Douglas A. McIntyre is the co-founder, chief executive officer and editor in chief of 24/7 Wall St. and 24/7 Tempo. He has held these jobs since 2006.

McIntyre has written thousands of articles for 24/7 Wall St. He is an expert on corporate finance, the automotive industry, media companies and international finance. He has edited articles on national demographics, sports, personal income and travel.

His work has been quoted or mentioned in The New York Times, The Wall Street Journal, Los Angeles Times, The Washington Post, NBC News, Time, The New Yorker, HuffPost USA Today, Business Insider, Yahoo, AOL, MarketWatch, The Atlantic, Bloomberg, New York Post, Chicago Tribune, Forbes, The Guardian and many other major publications. McIntyre has been a guest on CNBC, the BBC and television and radio stations across the country.

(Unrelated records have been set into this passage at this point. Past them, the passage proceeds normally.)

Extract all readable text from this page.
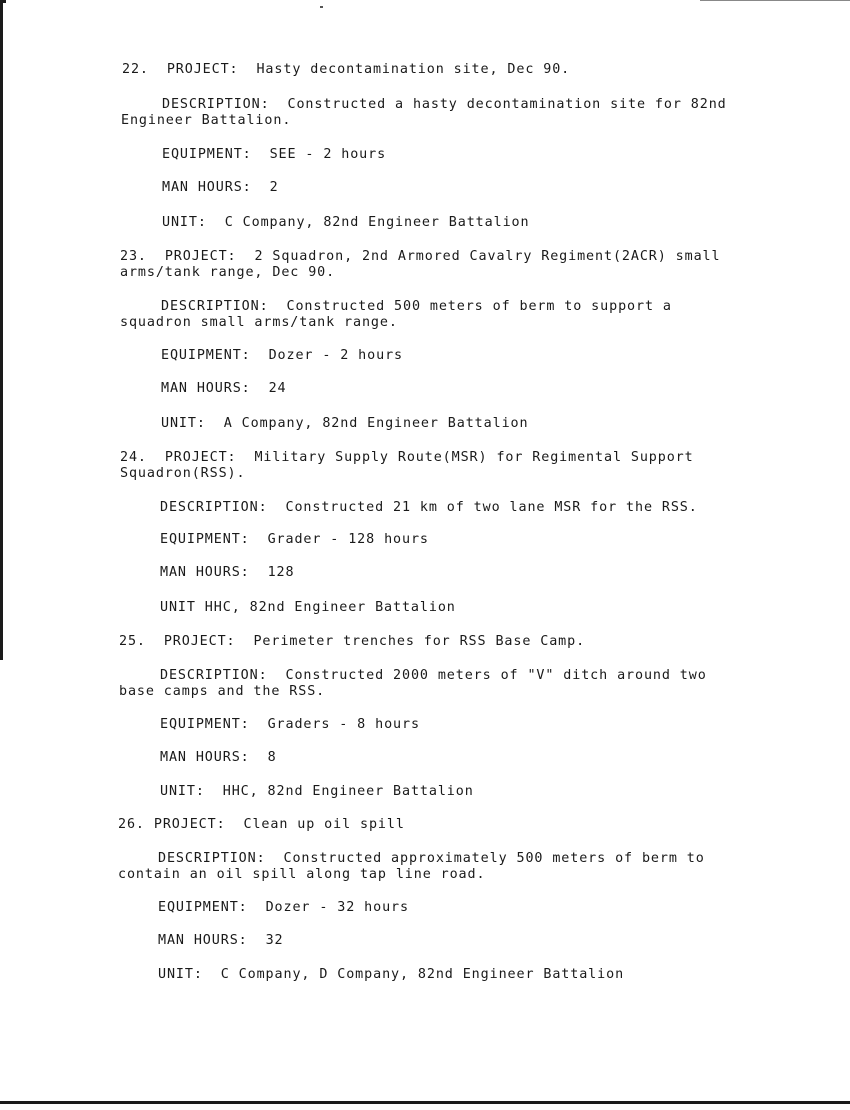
22. PROJECT: Hasty decontamination site, Dec 90.
DESCRIPTION: Constructed a hasty decontamination site for 82nd
Engineer Battalion.
EQUIPMENT: SEE - 2 hours
MAN HOURS: 2
UNIT: C Company, 82nd Engineer Battalion
23. PROJECT: 2 Squadron, 2nd Armored Cavalry Regiment(2ACR) small
arms/tank range, Dec 90.
DESCRIPTION: Constructed 500 meters of berm to support a
squadron small arms/tank range.
EQUIPMENT: Dozer - 2 hours
MAN HOURS: 24
UNIT: A Company, 82nd Engineer Battalion
24. PROJECT: Military Supply Route(MSR) for Regimental Support
Squadron(RSS).
DESCRIPTION: Constructed 21 km of two lane MSR for the RSS.
EQUIPMENT: Grader - 128 hours
MAN HOURS: 128
UNIT HHC, 82nd Engineer Battalion
25. PROJECT: Perimeter trenches for RSS Base Camp.
DESCRIPTION: Constructed 2000 meters of "V" ditch around two
base camps and the RSS.
EQUIPMENT: Graders - 8 hours
MAN HOURS: 8
UNIT: HHC, 82nd Engineer Battalion
26. PROJECT: Clean up oil spill
DESCRIPTION: Constructed approximately 500 meters of berm to
contain an oil spill along tap line road.
EQUIPMENT: Dozer - 32 hours
MAN HOURS: 32
UNIT: C Company, D Company, 82nd Engineer Battalion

A magna cum laude graduate of Harvard College, McIntyre also was president of The Harvard Advocate. Founded in 1866, the Advocate is the oldest college publication in the United States.

TheStreet.com, Comps.com and Edgar Online are some of the public companies for which McIntyre served on the board of directors. He was a Vicinity Corporation board member when the company was sold to Microsoft in 2002. He served on the audit committees of some of these companies.

McIntyre has been the CEO of FutureSource, a provider of trading terminals and news to commodities and futures traders. He was president of Switchboard, the online phone directory company. He served as chairman and CEO of On2 Technologies, the video compression company that provided video compression software for Adobe’s Flash. Google bought On2 in 2009.